The Burberry Case and Shareholder Information

A recent Court of Appeal case has illustrated the circumstances in which a company can reject a request to receive a copy of its shareholder register, according to a corporate lawyer.

“A company is legally obliged to maintain a register of its shareholders, and to supply a copy to any interested party subject to the payment of a fee” says Philip Round, a Partner at George Green LLP. “It can, however, refuse such a request on certain grounds.”

Mr Round continues, “the case of Richard Charles Fox-Davies v Burberry Plc concerned a request by a tracing agent to be provided with a copy of the register of members of Burberry Plc which it intended to use as part of its business of tracing lost members. It intended to provide such members with details of their asset, subject to the payment of a commission. A request was refused.
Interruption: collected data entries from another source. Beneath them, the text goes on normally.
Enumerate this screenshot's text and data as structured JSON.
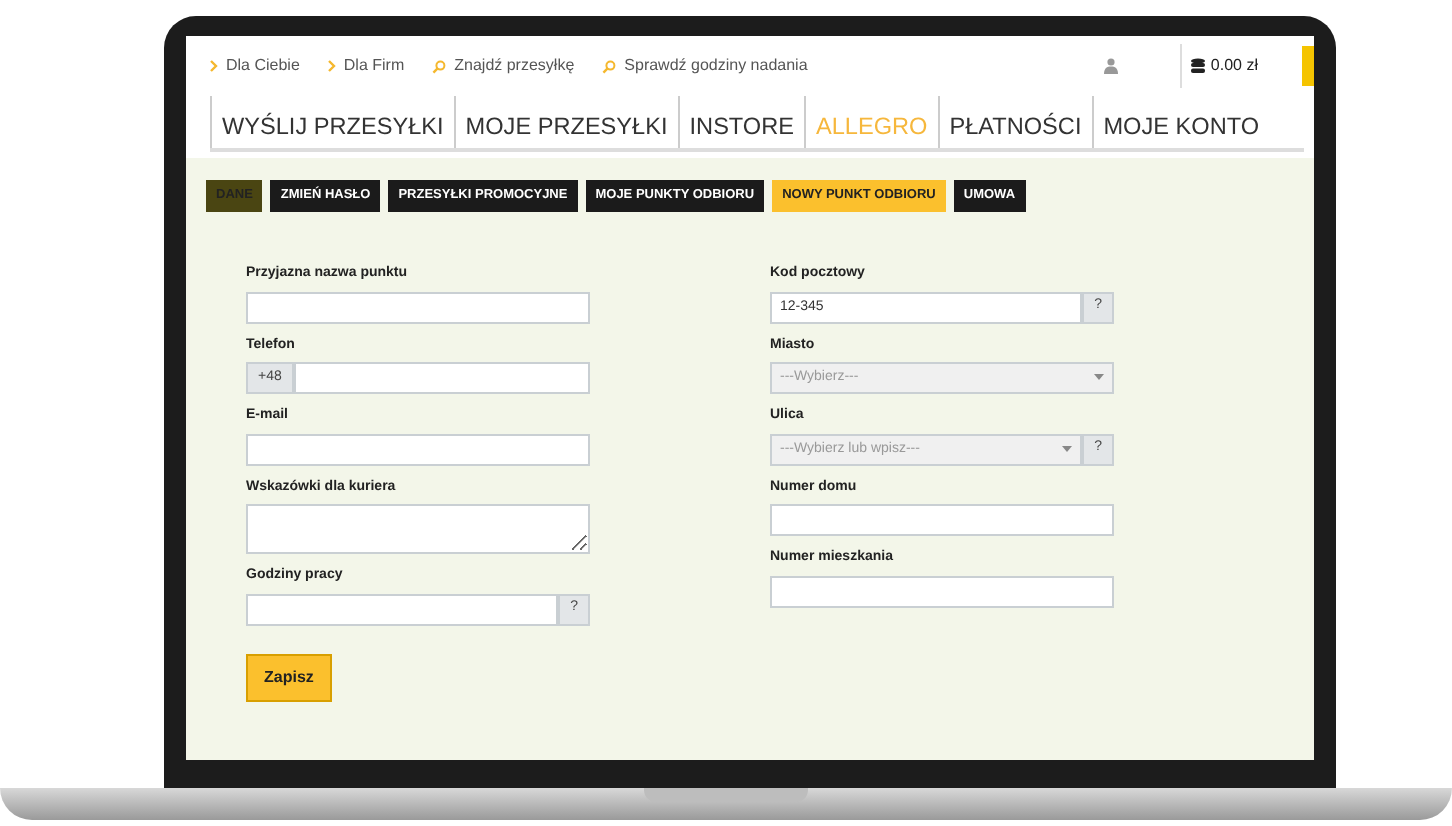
{
  "top_links": [
    {
      "kind": "chevron",
      "label": "Dla Ciebie"
    },
    {
      "kind": "chevron",
      "label": "Dla Firm"
    },
    {
      "kind": "search",
      "label": "Znajdź przesyłkę"
    },
    {
      "kind": "search",
      "label": "Sprawdź godziny nadania"
    }
  ],
  "balance": "0.00 zł",
  "nav": [
    {
      "label": "WYŚLIJ PRZESYŁKI",
      "selected": false
    },
    {
      "label": "MOJE PRZESYŁKI",
      "selected": false
    },
    {
      "label": "INSTORE",
      "selected": false
    },
    {
      "label": "ALLEGRO",
      "selected": true
    },
    {
      "label": "PŁATNOŚCI",
      "selected": false
    },
    {
      "label": "MOJE KONTO",
      "selected": false
    }
  ],
  "subtabs": [
    {
      "label": "DANE",
      "selected": false,
      "highlighted": true
    },
    {
      "label": "ZMIEŃ HASŁO",
      "selected": false,
      "highlighted": false
    },
    {
      "label": "PRZESYŁKI PROMOCYJNE",
      "selected": false,
      "highlighted": false
    },
    {
      "label": "MOJE PUNKTY ODBIORU",
      "selected": false,
      "highlighted": false
    },
    {
      "label": "NOWY PUNKT ODBIORU",
      "selected": true,
      "highlighted": false
    },
    {
      "label": "UMOWA",
      "selected": false,
      "highlighted": false
    }
  ],
  "form_left": [
    {
      "kind": "text",
      "label": "Przyjazna nazwa punktu"
    },
    {
      "kind": "phone",
      "label": "Telefon",
      "prefix": "+48"
    },
    {
      "kind": "text",
      "label": "E-mail"
    },
    {
      "kind": "textarea",
      "label": "Wskazówki dla kuriera"
    },
    {
      "kind": "help",
      "label": "Godziny pracy",
      "help": "?"
    }
  ],
  "form_right": [
    {
      "kind": "help",
      "label": "Kod pocztowy",
      "value": "12-345",
      "help": "?"
    },
    {
      "kind": "select",
      "label": "Miasto",
      "placeholder": "---Wybierz---",
      "disabled": true
    },
    {
      "kind": "select-help",
      "label": "Ulica",
      "placeholder": "---Wybierz lub wpisz---",
      "disabled": true,
      "help": "?"
    },
    {
      "kind": "text",
      "label": "Numer domu"
    },
    {
      "kind": "text",
      "label": "Numer mieszkania"
    }
  ],
  "save_button": "Zapisz"
}
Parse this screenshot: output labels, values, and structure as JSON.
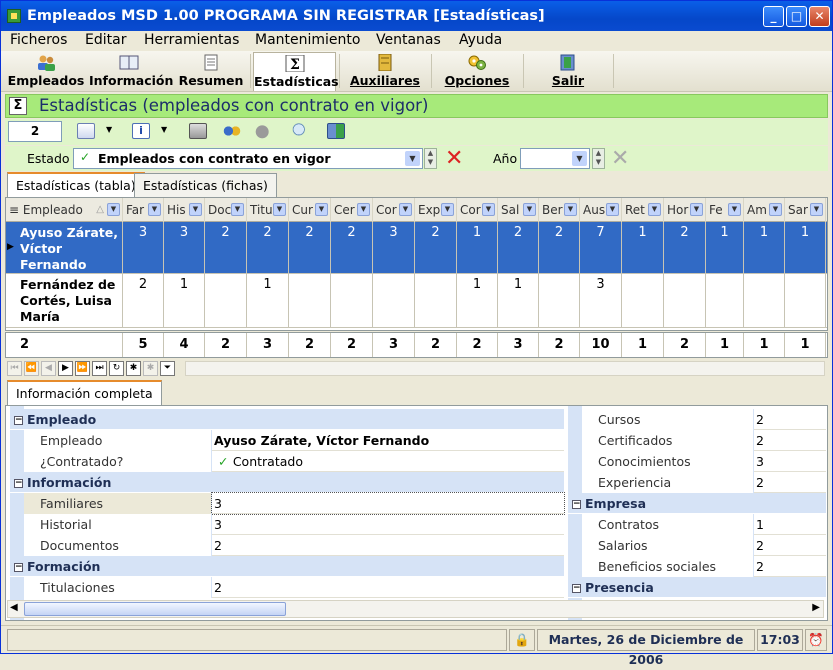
{
  "window": {
    "title": "Empleados MSD 1.00 PROGRAMA SIN REGISTRAR [Estadísticas]"
  },
  "menu": [
    "Ficheros",
    "Editar",
    "Herramientas",
    "Mantenimiento",
    "Ventanas",
    "Ayuda"
  ],
  "toolbar": [
    {
      "label": "Empleados",
      "icon": "people-icon"
    },
    {
      "label": "Información",
      "icon": "book-icon"
    },
    {
      "label": "Resumen",
      "icon": "document-icon"
    },
    {
      "label": "Estadísticas",
      "icon": "sigma-icon",
      "active": true
    },
    {
      "label": "Auxiliares",
      "icon": "binder-icon"
    },
    {
      "label": "Opciones",
      "icon": "gears-icon"
    },
    {
      "label": "Salir",
      "icon": "exit-door-icon"
    }
  ],
  "section": {
    "title": "Estadísticas (empleados con contrato en vigor)"
  },
  "subtoolbar": {
    "counter": "2"
  },
  "filter": {
    "estado_label": "Estado",
    "estado_value": "Empleados con contrato en vigor",
    "anio_label": "Año",
    "anio_value": ""
  },
  "tabs": [
    "Estadísticas (tabla)",
    "Estadísticas (fichas)"
  ],
  "grid": {
    "columns": [
      "Empleado",
      "Far",
      "His",
      "Doc",
      "Titu",
      "Cur",
      "Cer",
      "Cor",
      "Exp",
      "Cor",
      "Sal",
      "Ber",
      "Aus",
      "Ret",
      "Hor",
      "Fe",
      "Am",
      "Sar"
    ],
    "rows": [
      {
        "name": "Ayuso Zárate, Víctor Fernando",
        "values": [
          "3",
          "3",
          "2",
          "2",
          "2",
          "2",
          "3",
          "2",
          "1",
          "2",
          "2",
          "7",
          "1",
          "2",
          "1",
          "1",
          "1"
        ],
        "selected": true
      },
      {
        "name": "Fernández de Cortés, Luisa María",
        "values": [
          "2",
          "1",
          "",
          "1",
          "",
          "",
          "",
          "",
          "1",
          "1",
          "",
          "3",
          "",
          "",
          "",
          "",
          ""
        ],
        "selected": false
      }
    ],
    "footer": {
      "count": "2",
      "totals": [
        "5",
        "4",
        "2",
        "3",
        "2",
        "2",
        "3",
        "2",
        "2",
        "3",
        "2",
        "10",
        "1",
        "2",
        "1",
        "1",
        "1"
      ]
    }
  },
  "detail_tab": "Información completa",
  "detail": {
    "left": [
      {
        "category": "Empleado"
      },
      {
        "name": "Empleado",
        "value": "Ayuso Zárate, Víctor Fernando",
        "bold": true
      },
      {
        "name": "¿Contratado?",
        "value": "Contratado",
        "check": true
      },
      {
        "category": "Información"
      },
      {
        "name": "Familiares",
        "value": "3",
        "focused": true
      },
      {
        "name": "Historial",
        "value": "3"
      },
      {
        "name": "Documentos",
        "value": "2"
      },
      {
        "category": "Formación"
      },
      {
        "name": "Titulaciones",
        "value": "2"
      }
    ],
    "right": [
      {
        "name": "Cursos",
        "value": "2"
      },
      {
        "name": "Certificados",
        "value": "2"
      },
      {
        "name": "Conocimientos",
        "value": "3"
      },
      {
        "name": "Experiencia",
        "value": "2"
      },
      {
        "category": "Empresa"
      },
      {
        "name": "Contratos",
        "value": "1"
      },
      {
        "name": "Salarios",
        "value": "2"
      },
      {
        "name": "Beneficios sociales",
        "value": "2"
      },
      {
        "category": "Presencia"
      }
    ]
  },
  "status": {
    "date": "Martes, 26 de Diciembre de 2006",
    "time": "17:03"
  }
}
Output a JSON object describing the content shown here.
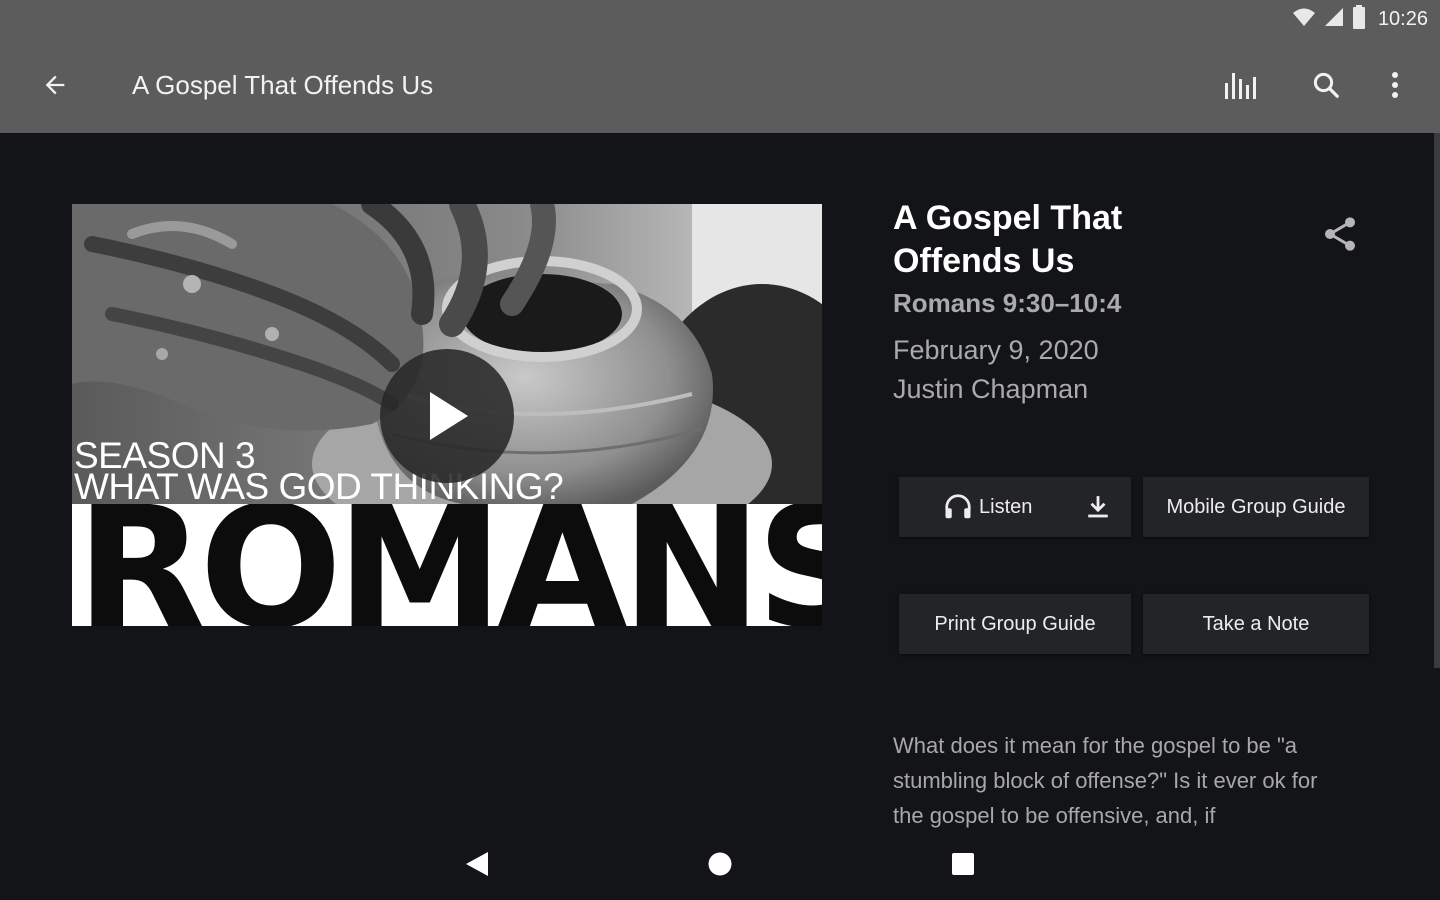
{
  "status_bar": {
    "time": "10:26",
    "icons": [
      "wifi-icon",
      "cell-signal-icon",
      "battery-icon"
    ]
  },
  "app_bar": {
    "title": "A Gospel That Offends Us",
    "back_icon": "arrow-back-icon",
    "actions": [
      "equalizer-icon",
      "search-icon",
      "more-vert-icon"
    ]
  },
  "hero": {
    "season_line": "SEASON 3",
    "subtitle_line": "WHAT WAS GOD THINKING?",
    "series_title": "ROMANS",
    "play_icon": "play-icon"
  },
  "sermon": {
    "title": "A Gospel That Offends Us",
    "scripture": "Romans 9:30–10:4",
    "date": "February 9, 2020",
    "speaker": "Justin Chapman",
    "share_icon": "share-icon"
  },
  "buttons": {
    "listen": "Listen",
    "mobile_group_guide": "Mobile Group Guide",
    "print_group_guide": "Print Group Guide",
    "take_note": "Take a Note"
  },
  "description": "What does it mean for the gospel to be \"a stumbling block of offense?\" Is it ever ok for the gospel to be offensive, and, if",
  "nav_bar": {
    "icons": [
      "nav-back-icon",
      "nav-home-icon",
      "nav-recents-icon"
    ]
  },
  "colors": {
    "background": "#131417",
    "app_bar": "#5c5c5c",
    "button": "#232427",
    "secondary_text": "#aaaaaa"
  }
}
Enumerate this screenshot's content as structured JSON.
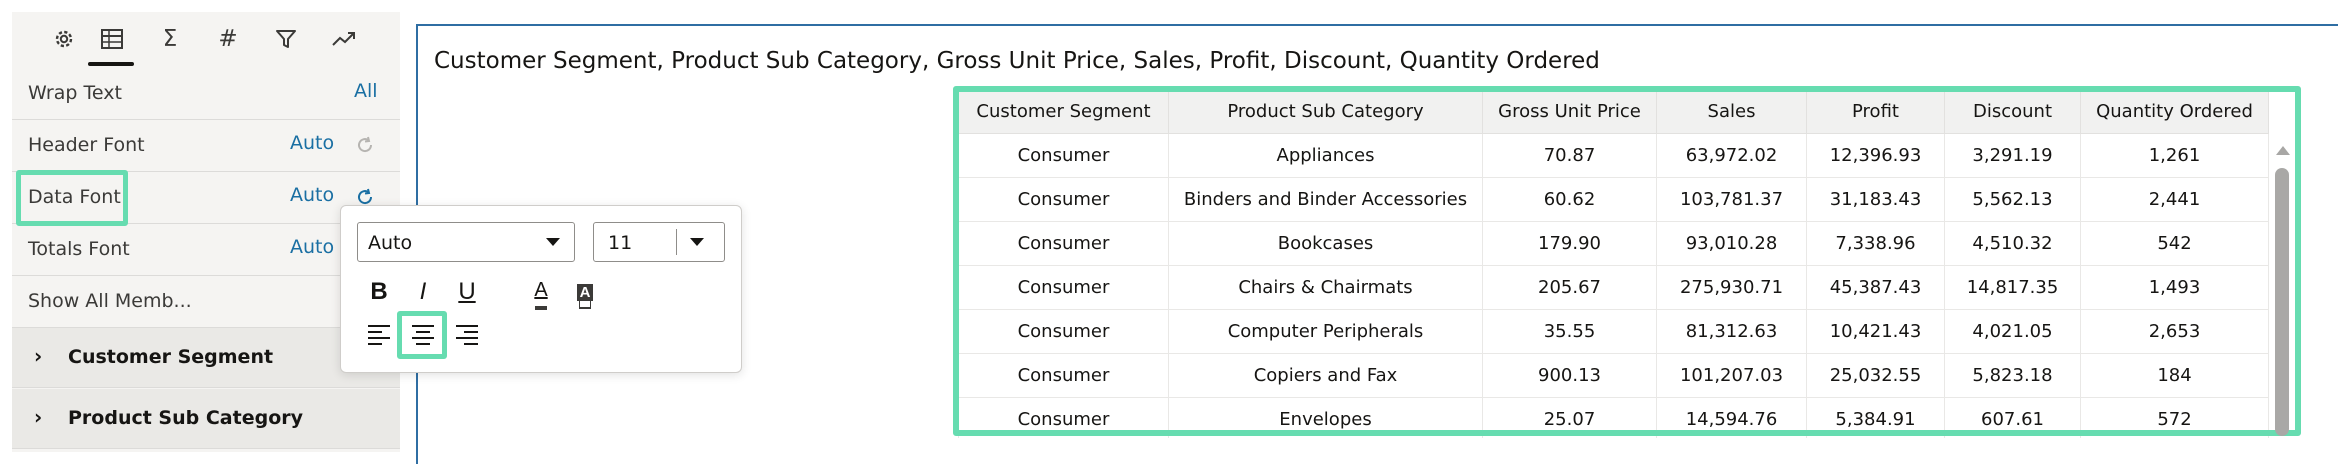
{
  "panel": {
    "tabs": [
      {
        "icon": "gear-icon"
      },
      {
        "icon": "table-icon"
      },
      {
        "icon": "sigma-icon",
        "glyph": "Σ"
      },
      {
        "icon": "hash-icon",
        "glyph": "#"
      },
      {
        "icon": "filter-icon"
      },
      {
        "icon": "trend-icon"
      }
    ],
    "properties": {
      "wrap_text": {
        "label": "Wrap Text",
        "value": "All"
      },
      "header_font": {
        "label": "Header Font",
        "value": "Auto"
      },
      "data_font": {
        "label": "Data Font",
        "value": "Auto"
      },
      "totals_font": {
        "label": "Totals Font",
        "value": "Auto"
      },
      "show_all_members": {
        "label": "Show All Memb..."
      }
    },
    "sections": [
      {
        "label": "Customer Segment"
      },
      {
        "label": "Product Sub Category"
      }
    ],
    "chevron": "›"
  },
  "font_popup": {
    "font_family": "Auto",
    "font_size": "11",
    "bold": "B",
    "italic": "I",
    "underline": "U",
    "text_color_glyph": "A",
    "background_color_glyph": "A",
    "selected_alignment": "center"
  },
  "view": {
    "title": "Customer Segment, Product Sub Category, Gross Unit Price, Sales, Profit, Discount, Quantity Ordered",
    "table": {
      "columns": [
        "Customer Segment",
        "Product Sub Category",
        "Gross Unit Price",
        "Sales",
        "Profit",
        "Discount",
        "Quantity Ordered"
      ],
      "rows": [
        [
          "Consumer",
          "Appliances",
          "70.87",
          "63,972.02",
          "12,396.93",
          "3,291.19",
          "1,261"
        ],
        [
          "Consumer",
          "Binders and Binder Accessories",
          "60.62",
          "103,781.37",
          "31,183.43",
          "5,562.13",
          "2,441"
        ],
        [
          "Consumer",
          "Bookcases",
          "179.90",
          "93,010.28",
          "7,338.96",
          "4,510.32",
          "542"
        ],
        [
          "Consumer",
          "Chairs & Chairmats",
          "205.67",
          "275,930.71",
          "45,387.43",
          "14,817.35",
          "1,493"
        ],
        [
          "Consumer",
          "Computer Peripherals",
          "35.55",
          "81,312.63",
          "10,421.43",
          "4,021.05",
          "2,653"
        ],
        [
          "Consumer",
          "Copiers and Fax",
          "900.13",
          "101,207.03",
          "25,032.55",
          "5,823.18",
          "184"
        ],
        [
          "Consumer",
          "Envelopes",
          "25.07",
          "14,594.76",
          "5,384.91",
          "607.61",
          "572"
        ]
      ]
    }
  },
  "colors": {
    "highlight": "#66dcb0",
    "link_value": "#1a6fa3",
    "canvas_border": "#2f6ea3"
  }
}
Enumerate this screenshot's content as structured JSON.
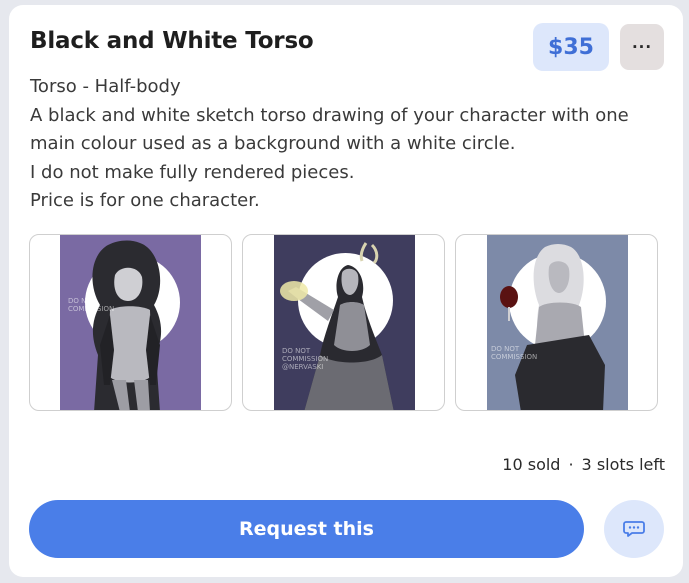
{
  "listing": {
    "title": "Black and White Torso",
    "price": "$35",
    "more_label": "···",
    "description": [
      "Torso - Half-body",
      "A black and white sketch torso drawing of your character with one",
      "main colour used as a background with a white circle.",
      "I do not make fully rendered pieces.",
      "Price is for one character."
    ],
    "gallery": [
      {
        "background": "#7a6aa3",
        "icon": "artwork-sample-icon"
      },
      {
        "background": "#3f3d5e",
        "icon": "artwork-sample-icon"
      },
      {
        "background": "#7d8aa8",
        "icon": "artwork-sample-icon"
      }
    ],
    "sold": "10 sold",
    "separator": "·",
    "slots": "3 slots left",
    "request_label": "Request this",
    "colors": {
      "accent": "#4a7ee8",
      "price_bg": "#dde7fb",
      "price_text": "#3f6fd6"
    }
  }
}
In accordance with the requirements of company law, Burberry applied to court for a direction that they did not need to supply the registers on various grounds.  These included a failure to provide the company with the full names and addresses of those persons to whom the information would ultimately be disclosed, as required by company law. Burberry also argued that the request was for an improper purpose.”

According to Mr Round, the Court of Appeal upheld a decision by the High Court that the company was not obliged to comply with the request. “Burberry was correct in its assertion that the tracing agent had not supplied the requisite information regarding the likely recipient of the information. Furthermore, the court held that the information was being requested for an improper purpose. The judges disagreed on the reasons for the impropriety. It is clear that an applicant need not be acting in the interests of the shareholders. Financial motivation is not necessarily itself improper. In this instance, however, concern appears to have arisen from the fact that the tracing agent did not plan to disclose any information to the shareholders unless they paid a commission. There was also some uncertainty regarding the tracing agent’s precise terms of engagement.”

Mr Round concludes, “a company’s directors should be aware of their obligation to supply shareholder lists on request, and also the circumstances in which they can properly refuse to do so, particularly as the onus is on the company to prove that any request is for an improper purpose. A company has five working days to either comply with a request or refer the matter to the court, and the directors will therefore need to act quickly. Whilst the Institute of Chartered Secretaries and Administrators provides some useful guidance, legal advice should be sought where there is any uncertainty, particularly as failure to comply attracts a criminal penalty.”